Do the math: the current levels of federal government spending and taxation shown in the graph at the top of this blog are simply not sustainable.
We can't keep deluding ourselves that the current state of affairs can go on indefinitely.
The Treasury has taken on massive amounts of short-term debt. In November, the New York Times reported that over a third of US Treasury obligations took the form of short-term debt financed at unsustainable levels.
As that article discussed, government debt service costs are going to explode once interest rates return to normal levels.
Since the article appeared, short-term interest rates have headed to even ridiculously lower levels.
But it can't continue.
If Americans think that the current state of government finances can continue indefinitely or that we can somehow "grow" our way out of the problem, then they are even more deluded than those subprime borrowers who took out those teaser rate negative amortization mortgages that led to the housing bubble.
Congress needs to get its act together. Tax revenues have to go up. Recovery and economic growth will help, but Congress has got to get its long term fiscal house in order or the consequences will be disastrous.
The "relatively rosy" scenario depicted in the graph above shows the deficit gap decreasing in the future thanks to a combination of expenditure rates decreasing and tax revenues increasing.
Getting government expenditure rates to come down at a time when debt service costs could be going through the roof: hmmm.....if you think that's going to happen, I have a bridge to sell you.

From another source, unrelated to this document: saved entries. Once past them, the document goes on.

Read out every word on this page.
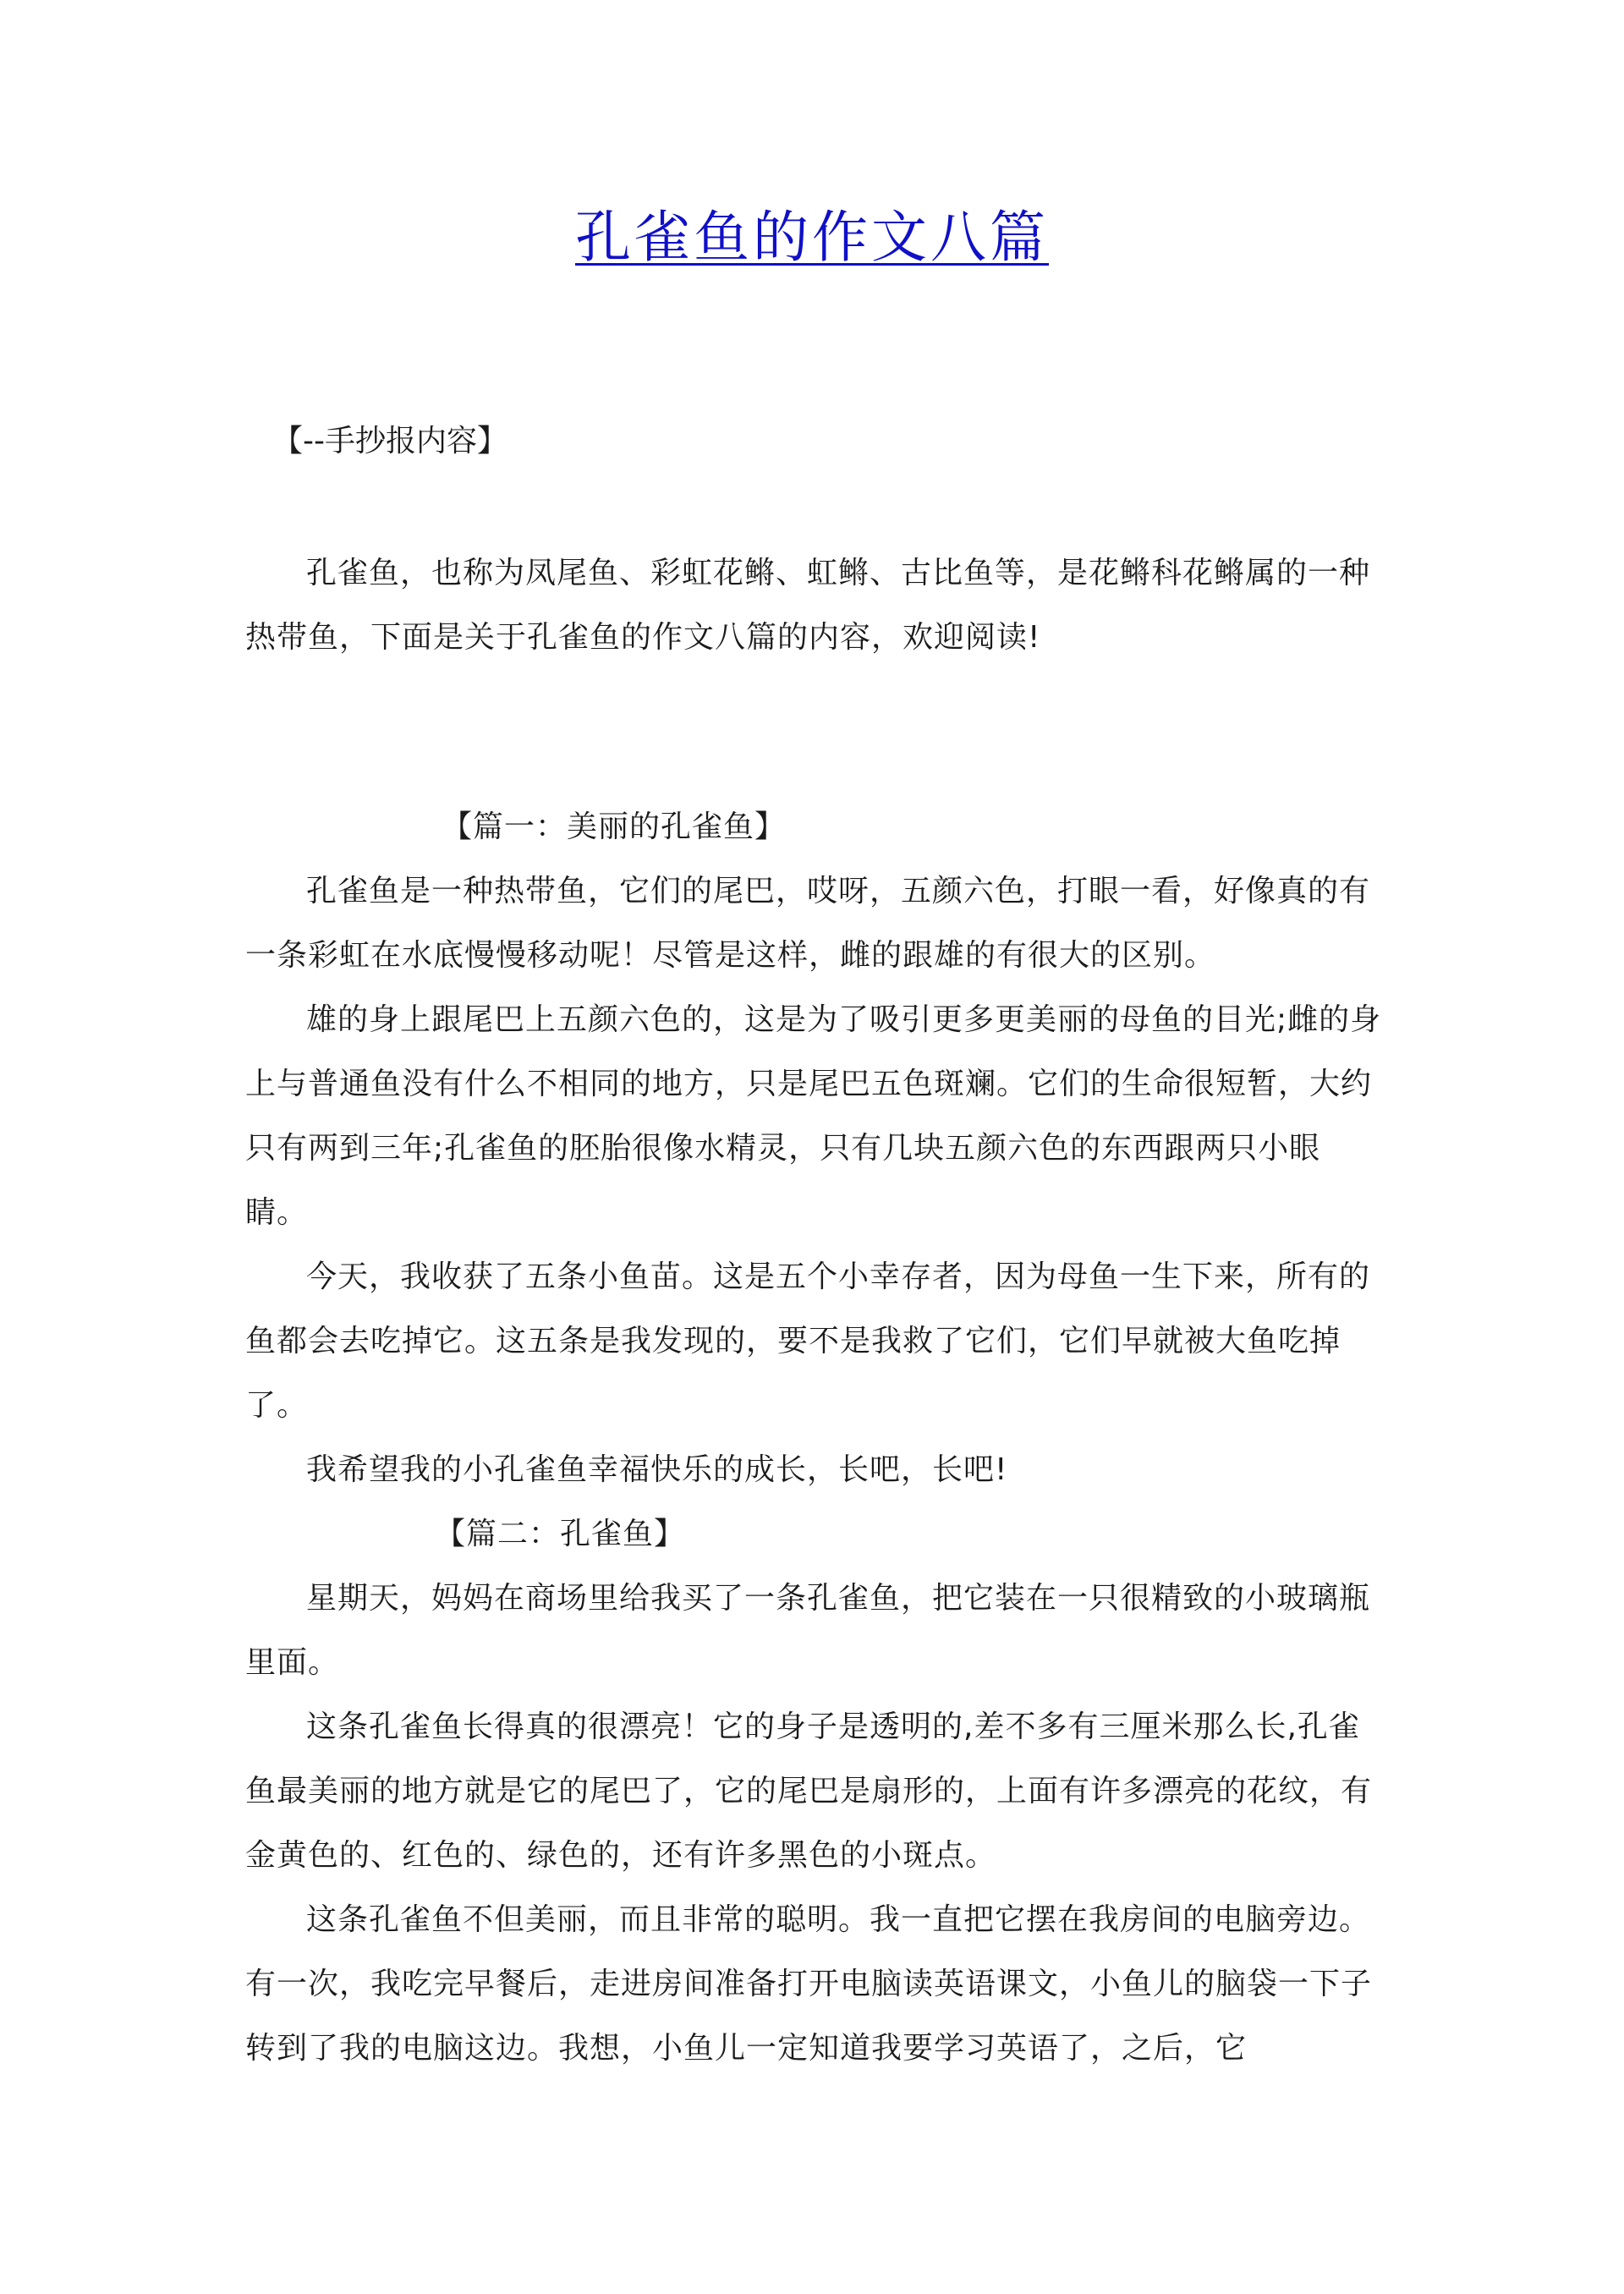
孔雀鱼的作文八篇
【--手抄报内容】

孔雀鱼，也称为凤尾鱼、彩虹花鳉、虹鳉、古比鱼等，是花鳉科花鳉属的一种热带鱼，下面是关于孔雀鱼的作文八篇的内容，欢迎阅读!

【篇一：美丽的孔雀鱼】

孔雀鱼是一种热带鱼，它们的尾巴，哎呀，五颜六色，打眼一看，好像真的有一条彩虹在水底慢慢移动呢！尽管是这样，雌的跟雄的有很大的区别。

雄的身上跟尾巴上五颜六色的，这是为了吸引更多更美丽的母鱼的目光;雌的身上与普通鱼没有什么不相同的地方，只是尾巴五色斑斓。它们的生命很短暂，大约只有两到三年;孔雀鱼的胚胎很像水精灵，只有几块五颜六色的东西跟两只小眼睛。

今天，我收获了五条小鱼苗。这是五个小幸存者，因为母鱼一生下来，所有的鱼都会去吃掉它。这五条是我发现的，要不是我救了它们，它们早就被大鱼吃掉了。

我希望我的小孔雀鱼幸福快乐的成长，长吧，长吧!

【篇二：孔雀鱼】

星期天，妈妈在商场里给我买了一条孔雀鱼，把它装在一只很精致的小玻璃瓶里面。

这条孔雀鱼长得真的很漂亮！它的身子是透明的,差不多有三厘米那么长,孔雀鱼最美丽的地方就是它的尾巴了，它的尾巴是扇形的，上面有许多漂亮的花纹，有金黄色的、红色的、绿色的，还有许多黑色的小斑点。

这条孔雀鱼不但美丽，而且非常的聪明。我一直把它摆在我房间的电脑旁边。有一次，我吃完早餐后，走进房间准备打开电脑读英语课文，小鱼儿的脑袋一下子转到了我的电脑这边。我想，小鱼儿一定知道我要学习英语了，之后，它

Realistically, at least part of the answer has to be that tax revenues have to grow by a lot.
Congress can either raise statutory rates or get rid of some of the more esoteric, exotic, and ultimately counterproductive bed buffaloes ("tax expenditures") in the tax code, or some combination of both.

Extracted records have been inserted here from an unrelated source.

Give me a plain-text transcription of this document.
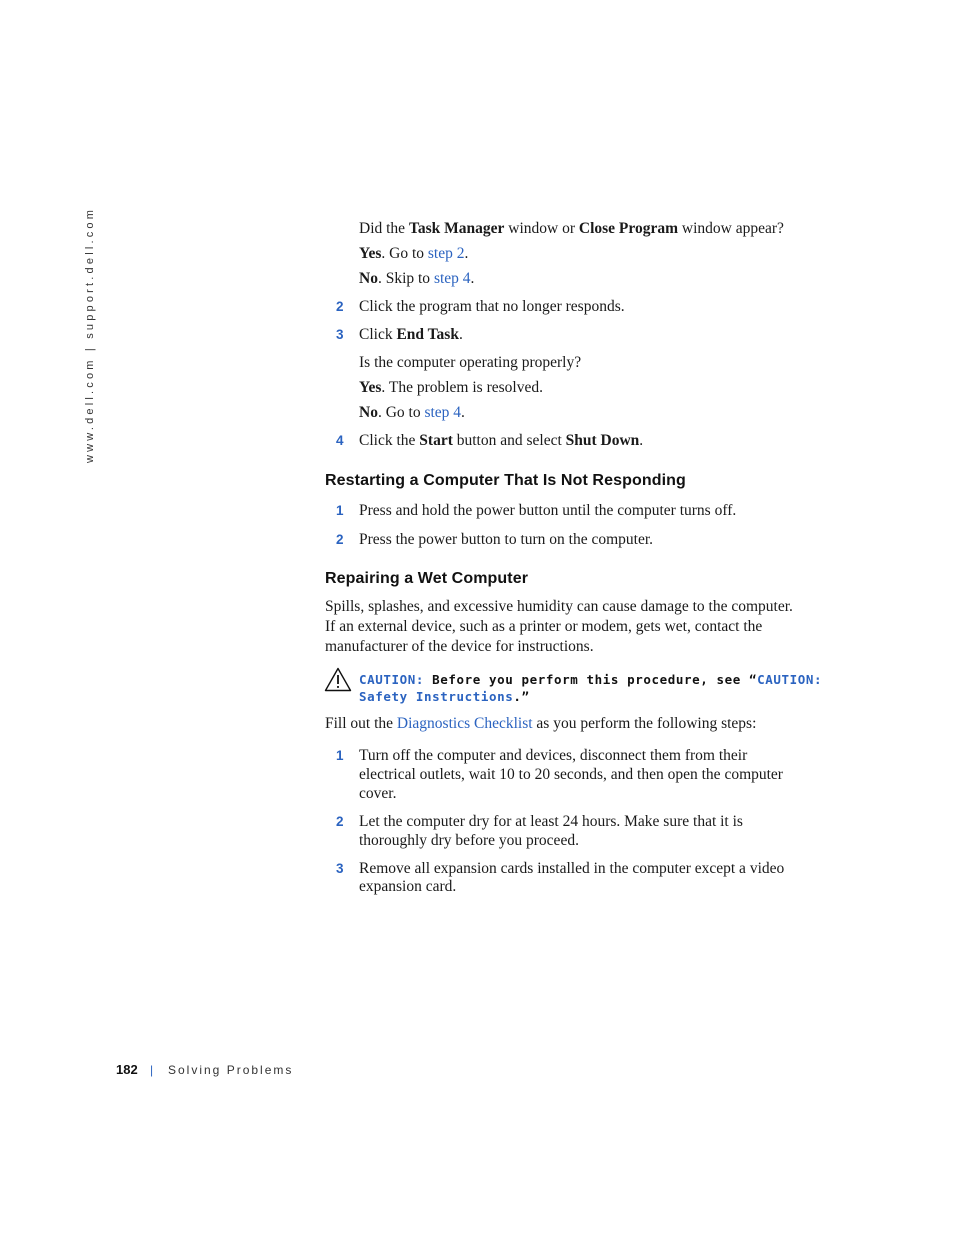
www.dell.com | support.dell.com	Did the Task Manager window or Close Program window appear?
Yes. Go to step 2.
No. Skip to step 4.
2 Click the program that no longer responds.
3 Click End Task.
Is the computer operating properly?
Yes. The problem is resolved.
No. Go to step 4.
4 Click the Start button and select Shut Down.
Restarting a Computer That Is Not Responding
1 Press and hold the power button until the computer turns off.
2 Press the power button to turn on the computer.
Repairing a Wet Computer
Spills, splashes, and excessive humidity can cause damage to the computer.
If an external device, such as a printer or modem, gets wet, contact the
manufacturer of the device for instructions.
CAUTION: Before you perform this procedure, see “CAUTION:
Safety Instructions.”
Fill out the Diagnostics Checklist as you perform the following steps:
1 Turn off the computer and devices, disconnect them from their
electrical outlets, wait 10 to 20 seconds, and then open the computer
cover.
2 Let the computer dry for at least 24 hours. Make sure that it is
thoroughly dry before you proceed.
3 Remove all expansion cards installed in the computer except a video
expansion card.
182 | Solving Problems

The Tax Policy Center has looked at the rate increases that would be needed to narrow the long-term deficit gap (not close it, mind you, just narrow it!) and the answers they come up with would be pretty hard to swallow:
The Congressional Budget Office projects an average deficit over the 2015-2019 period of 3.2 percent of GDP under current law—that is, if the Bush tax cuts expire next year as scheduled and Congress stops patching the AMT. The average deficit jumps to 6 percent of GDP in the more likely event that Congress follows current policy and makes both the Bush tax cuts and AMT patches permanent as the president has proposed.

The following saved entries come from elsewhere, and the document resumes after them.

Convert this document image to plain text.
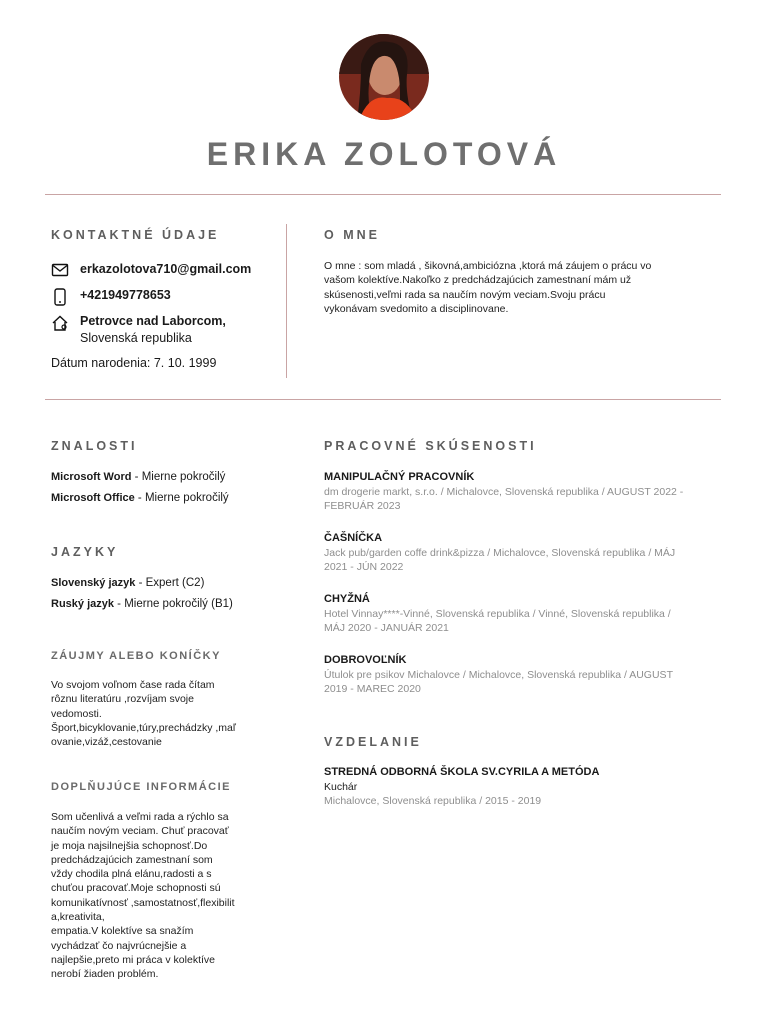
ERIKA ZOLOTOVÁ
KONTAKTNÉ ÚDAJE
erkazolotova710@gmail.com
+421949778653
Petrovce nad Laborcom,
Slovenská republika
Dátum narodenia: 7. 10. 1999
O MNE
O mne : som mladá , šikovná,ambiciózna ,ktorá má záujem o prácu vo
vašom kolektíve.Nakoľko z predchádzajúcich zamestnaní mám už
skúsenosti,veľmi rada sa naučím novým veciam.Svoju prácu
vykonávam svedomito a disciplinovane.
ZNALOSTI
Microsoft Word - Mierne pokročilý
Microsoft Office - Mierne pokročilý
JAZYKY
Slovenský jazyk - Expert (C2)
Ruský jazyk - Mierne pokročilý (B1)
ZÁUJMY ALEBO KONÍČKY
Vo svojom voľnom čase rada čítam
rôznu literatúru ,rozvíjam svoje
vedomosti.
Šport,bicyklovanie,túry,prechádzky ,maľ
ovanie,vizáž,cestovanie
DOPLŇUJÚCE INFORMÁCIE
Som učenlivá a veľmi rada a rýchlo sa
naučím novým veciam. Chuť pracovať
je moja najsilnejšia schopnosť.Do
predchádzajúcich zamestnaní som
vždy chodila plná elánu,radosti a s
chuťou pracovať.Moje schopnosti sú
komunikatívnosť ,samostatnosť,flexibilit
a,kreativita,
empatia.V kolektíve sa snažím
vychádzať čo najvrúcnejšie a
najlepšie,preto mi práca v kolektíve
nerobí žiaden problém.
PRACOVNÉ SKÚSENOSTI
MANIPULAČNÝ PRACOVNÍK
dm drogerie markt, s.r.o. / Michalovce, Slovenská republika / AUGUST 2022 -
FEBRUÁR 2023
ČAŠNÍČKA
Jack pub/garden coffe drink&pizza / Michalovce, Slovenská republika / MÁJ
2021 - JÚN 2022
CHYŽNÁ
Hotel Vinnay****-Vinné, Slovenská republika / Vinné, Slovenská republika /
MÁJ 2020 - JANUÁR 2021
DOBROVOĽNÍK
Útulok pre psikov Michalovce / Michalovce, Slovenská republika / AUGUST
2019 - MAREC 2020
VZDELANIE
STREDNÁ ODBORNÁ ŠKOLA SV.CYRILA A METÓDA
Kuchár
Michalovce, Slovenská republika / 2015 - 2019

Katie used TPC’s tax model to simulate three income tax increases scaled to meet our deficit goals under both current law and current policy: raise all tax rates proportionally, raise just the top three income tax rates, or raise rates for taxpayers targeted by President Obama—couples with income over $250,000 and singles with income over $200,000. We also tried eliminating or limiting itemized deductions.
The results were discouraging, to say the least. Under the higher tax baseline of current law, we’d have to raise all individual rates by 15 percent to meet our 2 percent deficit goal. But under the lower-revenue scenario of current policy, rates would have to jump nearly 50 percent. In other words, the 10 percent bracket would become nearly 15 percent and the 35 percent top rate would go to 52 percent.
What if Congress just raised taxes for high-income taxpayers? Their rates would go up more than 40 percent under current law and more than 150 percent under current policy. In other words, the top tax rate would return to the bad old days of 90 percent. Even if we go for the Administration’s more modest goals—start with current policy and aim for deficits averaging 3 percent of GDP—those top tax rates would have to more than double, taking the top rate over 75 percent.
And our estimates ignore behavioral response. Research has shown that tax increases lead people, particularly at the top of the income distribution, to cut back their taxable income. While analysts disagree on the magnitude of that income shift, they’d all acknowledge that cranking the top rate up to 90 percent would lead to a massive reduction in taxable income and hence a lot less additional revenue than we found. People facing those high tax rates might work less or hire smart accountants. Either way, reaching our 2 percent deficit goal would require even higher tax rates and would quite likely prove impossible.
If we start with current law, we could also meet our goal by eliminating all itemized deductions, but that wouldn’t yield enough revenue under current policy. Besides, wiping out popular deductions for home mortgage interest, state and local taxes, charitable contributions, and other expenses would never fly. We even looked at capping the tax-reducing value of itemized deductions to 15 percent, but that wouldn’t raise nearly enough under either current law or current policy. (Last year, Obama proposed a more lenient 28 percent cap.)
Our simple exercise yields two important messages: We can’t balance the budget with income tax increases alone. We also have to cut spending and perhaps look for another revenue source as well. VAT, anyone?